Everyone talks about rights. Who’s right? Who has the right to do what? Without a lot of reasoning for now, here’s how I’m figuring it. Pretty much, each party to the conflict between Hamas and Israel is acting more or less within its right. Rights don’t justify any particular or every single action, but they establish general political and legal parameters, hedged in just a little by morality. It’s harsh. Here’s how it looks, schematically:
(–No one has the right to target civilians indiscriminately.)
(–No one has the right to use civilian structures for military purposes.)
–Israel has the right to control its border with Gaza and to interdict arms shipments.
–Hamas has the right to resist siege and occupation by means of force.
–Israel has the right to attack military assets (almost) wherever they find them.

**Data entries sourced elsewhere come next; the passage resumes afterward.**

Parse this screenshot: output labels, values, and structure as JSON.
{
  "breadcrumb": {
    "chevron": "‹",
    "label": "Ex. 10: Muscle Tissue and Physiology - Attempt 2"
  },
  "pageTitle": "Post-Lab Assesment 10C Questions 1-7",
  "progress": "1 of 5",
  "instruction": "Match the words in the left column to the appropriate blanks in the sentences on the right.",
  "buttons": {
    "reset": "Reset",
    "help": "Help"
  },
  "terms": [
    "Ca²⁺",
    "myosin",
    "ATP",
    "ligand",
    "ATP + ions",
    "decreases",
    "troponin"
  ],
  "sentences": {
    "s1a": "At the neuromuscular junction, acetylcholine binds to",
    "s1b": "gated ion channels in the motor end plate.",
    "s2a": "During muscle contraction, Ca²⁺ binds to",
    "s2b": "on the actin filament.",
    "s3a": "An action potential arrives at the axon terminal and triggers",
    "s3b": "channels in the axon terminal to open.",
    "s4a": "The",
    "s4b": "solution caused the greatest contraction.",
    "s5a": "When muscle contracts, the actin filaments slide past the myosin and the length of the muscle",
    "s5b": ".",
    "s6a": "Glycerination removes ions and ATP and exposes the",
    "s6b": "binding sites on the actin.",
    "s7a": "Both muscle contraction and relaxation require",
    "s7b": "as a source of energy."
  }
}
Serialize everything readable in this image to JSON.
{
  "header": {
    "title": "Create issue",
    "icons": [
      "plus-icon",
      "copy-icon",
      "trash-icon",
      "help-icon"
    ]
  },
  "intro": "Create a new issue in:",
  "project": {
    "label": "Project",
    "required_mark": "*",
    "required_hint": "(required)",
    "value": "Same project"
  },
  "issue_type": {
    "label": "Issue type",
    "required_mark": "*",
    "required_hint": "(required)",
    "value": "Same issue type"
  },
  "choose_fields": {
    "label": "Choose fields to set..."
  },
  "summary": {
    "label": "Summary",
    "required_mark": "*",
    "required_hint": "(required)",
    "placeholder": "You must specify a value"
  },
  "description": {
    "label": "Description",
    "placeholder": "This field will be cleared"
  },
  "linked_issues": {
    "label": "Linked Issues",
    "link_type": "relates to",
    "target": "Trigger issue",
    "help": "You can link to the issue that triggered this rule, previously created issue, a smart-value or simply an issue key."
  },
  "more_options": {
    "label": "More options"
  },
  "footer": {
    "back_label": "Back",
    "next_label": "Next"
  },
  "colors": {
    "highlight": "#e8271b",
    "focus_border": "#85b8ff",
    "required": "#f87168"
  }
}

–Hamas has the right to tunnel into Israel to attack (military) targets.
–Israel has the right to enter into Gaza to attack Hamas soldiers, rockets, and tunnel sites.
might makes rights…
Thanks Zachary.
That was a very interesting description (and of course odd, in an elegant way) of the Middle-Eastern version of Liberalism, or: of the collapse into the Hobbesian “Natural condition of Mankind”.
Put differently, this description is telling us something very problematic (and Machiavellistic) about the relation between Ethics and the ‘discourse of Rights’: the rights discourse is apparently (sometimes?) a juristic ‘laundered’ verification of the ‘Natural condition’. Sadly, this description of the ‘rights discourse’ is frequently not far from the truth also on the realm of the interior political-social human affairs.
So what may be the alternative? A more balanced moral picture, that will take D u t i e s more seriously.
nice! problem though, is sometimes, no matter how Machiavellian, a “right” is the only thing you have to hold onto, politically.
I agree. Both have the DUTY to do their best to prevent civilian casualties and respect the laws of war and morality. Only one party does so.